Figure 6:. Hair cell induction and organoid types.

a, b, Otic vesicles can be seen using a conventional light microscope while aggregates are in culture. c, d, Otic vesicles express Jag1, Sox2, Pax2, and Pax8. e-l, There are two organoid variants: embedded (e-h) and protruding (i-l). The sensory epithelia of each inner ear organoids contain CyclinD1 (cD1)⁺ Sox2⁺ supporting cells and Myo7a⁺ Brn3c⁺ and Calretinin (Calb2)⁺ hair cells. i, j, Protruding organoids are typically >200 μm in diameter and are visible at low magnification or, occasionally, by the naked eye. See Table 1 for a list of antibodies used for characterization. Panels g and h were previously published in Supplementary Figure 13 of Koehler et al.
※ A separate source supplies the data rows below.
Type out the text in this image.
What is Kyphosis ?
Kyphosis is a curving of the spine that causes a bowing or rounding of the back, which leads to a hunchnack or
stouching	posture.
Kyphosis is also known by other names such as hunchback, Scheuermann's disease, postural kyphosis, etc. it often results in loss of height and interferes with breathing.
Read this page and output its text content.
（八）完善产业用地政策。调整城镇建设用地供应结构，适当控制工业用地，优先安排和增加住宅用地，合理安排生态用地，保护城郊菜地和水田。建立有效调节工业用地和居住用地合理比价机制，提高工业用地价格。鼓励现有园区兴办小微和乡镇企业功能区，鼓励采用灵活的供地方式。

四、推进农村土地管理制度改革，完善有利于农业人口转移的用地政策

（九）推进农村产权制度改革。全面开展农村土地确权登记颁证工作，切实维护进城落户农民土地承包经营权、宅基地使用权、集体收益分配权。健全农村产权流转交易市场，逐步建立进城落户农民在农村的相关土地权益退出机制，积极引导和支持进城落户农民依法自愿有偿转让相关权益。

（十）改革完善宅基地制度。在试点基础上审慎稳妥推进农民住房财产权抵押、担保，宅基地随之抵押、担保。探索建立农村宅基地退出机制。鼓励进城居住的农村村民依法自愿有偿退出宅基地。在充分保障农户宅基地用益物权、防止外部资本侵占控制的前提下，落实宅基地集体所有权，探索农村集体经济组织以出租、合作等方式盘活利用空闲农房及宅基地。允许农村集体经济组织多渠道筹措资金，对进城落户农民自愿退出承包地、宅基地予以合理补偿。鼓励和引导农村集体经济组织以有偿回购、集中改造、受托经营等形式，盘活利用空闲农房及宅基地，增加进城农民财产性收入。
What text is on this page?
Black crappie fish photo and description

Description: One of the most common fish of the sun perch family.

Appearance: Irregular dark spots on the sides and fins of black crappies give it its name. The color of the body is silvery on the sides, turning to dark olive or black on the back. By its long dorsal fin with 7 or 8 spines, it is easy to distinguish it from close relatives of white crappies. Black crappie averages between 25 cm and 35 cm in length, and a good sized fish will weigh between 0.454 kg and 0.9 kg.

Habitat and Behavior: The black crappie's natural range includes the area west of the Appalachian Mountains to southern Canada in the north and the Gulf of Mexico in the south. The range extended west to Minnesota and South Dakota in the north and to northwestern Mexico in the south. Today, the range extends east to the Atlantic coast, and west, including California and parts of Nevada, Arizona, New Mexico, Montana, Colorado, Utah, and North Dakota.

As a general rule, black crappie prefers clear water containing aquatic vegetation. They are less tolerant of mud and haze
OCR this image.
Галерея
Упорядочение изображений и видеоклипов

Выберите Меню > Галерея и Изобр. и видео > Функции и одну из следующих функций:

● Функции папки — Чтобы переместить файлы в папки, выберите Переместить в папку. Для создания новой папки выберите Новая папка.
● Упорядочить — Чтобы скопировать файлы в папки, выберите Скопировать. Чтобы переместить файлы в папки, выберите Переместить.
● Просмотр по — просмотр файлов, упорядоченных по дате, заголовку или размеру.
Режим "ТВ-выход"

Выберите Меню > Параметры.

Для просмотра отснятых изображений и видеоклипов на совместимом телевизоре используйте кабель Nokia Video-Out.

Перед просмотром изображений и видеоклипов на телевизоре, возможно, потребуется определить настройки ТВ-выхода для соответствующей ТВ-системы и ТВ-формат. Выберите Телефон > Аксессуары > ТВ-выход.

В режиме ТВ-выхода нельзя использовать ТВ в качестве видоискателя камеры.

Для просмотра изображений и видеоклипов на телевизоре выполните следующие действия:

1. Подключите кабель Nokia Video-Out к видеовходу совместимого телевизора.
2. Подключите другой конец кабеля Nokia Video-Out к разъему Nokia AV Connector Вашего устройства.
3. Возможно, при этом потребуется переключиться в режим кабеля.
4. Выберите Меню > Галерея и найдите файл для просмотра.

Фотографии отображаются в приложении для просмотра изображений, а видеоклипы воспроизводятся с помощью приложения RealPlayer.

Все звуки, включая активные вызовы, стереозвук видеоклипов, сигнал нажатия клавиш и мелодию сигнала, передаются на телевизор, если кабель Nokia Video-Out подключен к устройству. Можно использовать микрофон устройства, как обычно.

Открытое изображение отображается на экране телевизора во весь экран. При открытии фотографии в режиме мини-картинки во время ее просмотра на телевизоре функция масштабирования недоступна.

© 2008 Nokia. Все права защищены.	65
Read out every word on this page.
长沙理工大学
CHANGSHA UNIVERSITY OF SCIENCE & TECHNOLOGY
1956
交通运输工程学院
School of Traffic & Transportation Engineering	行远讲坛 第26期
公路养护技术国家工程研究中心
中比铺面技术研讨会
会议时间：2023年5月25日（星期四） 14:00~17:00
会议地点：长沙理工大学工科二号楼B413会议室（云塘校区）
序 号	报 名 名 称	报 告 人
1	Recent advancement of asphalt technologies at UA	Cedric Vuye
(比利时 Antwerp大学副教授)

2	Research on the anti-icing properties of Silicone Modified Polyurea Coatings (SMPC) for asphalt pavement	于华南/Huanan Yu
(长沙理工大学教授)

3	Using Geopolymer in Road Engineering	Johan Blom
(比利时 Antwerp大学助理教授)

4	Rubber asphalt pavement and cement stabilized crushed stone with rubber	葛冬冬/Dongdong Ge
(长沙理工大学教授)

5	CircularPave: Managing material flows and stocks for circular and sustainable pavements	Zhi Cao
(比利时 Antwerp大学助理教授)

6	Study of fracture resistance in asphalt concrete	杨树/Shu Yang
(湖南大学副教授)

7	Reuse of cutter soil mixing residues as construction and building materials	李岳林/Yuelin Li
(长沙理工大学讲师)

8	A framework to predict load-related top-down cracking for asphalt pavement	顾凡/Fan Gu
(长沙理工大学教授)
Nature 2013. Scale bars, 250 (j), 100 (l), 50 (k), 25 (b-d) μm.

Figure 7:. Inner ear organoid dissection for electrophysiological analysis.

a, A schematic of the organoid dissection method described in steps 62–72. The red dots and dotted lines with arrows refer the placement or motion that should be performed with two tungsten needles. b-d, Representative protruding organoid before dissection. e-g, Representative dissected sensory epithelium in an epithelium holder ready for experimentation. Post-recording immunostaining reveals the field of Myo7a⁺ hair cells with F-actin⁺ stereocilia from which electrophysiological recordings were taken. See Table 1 for a list of antibodies used for characterization. Panels b-g were previously published in Supplementary Figures 14 and 15 of Koehler et al. Nature 2013. Scale bars, 250 (b-f), 5 (g) μm.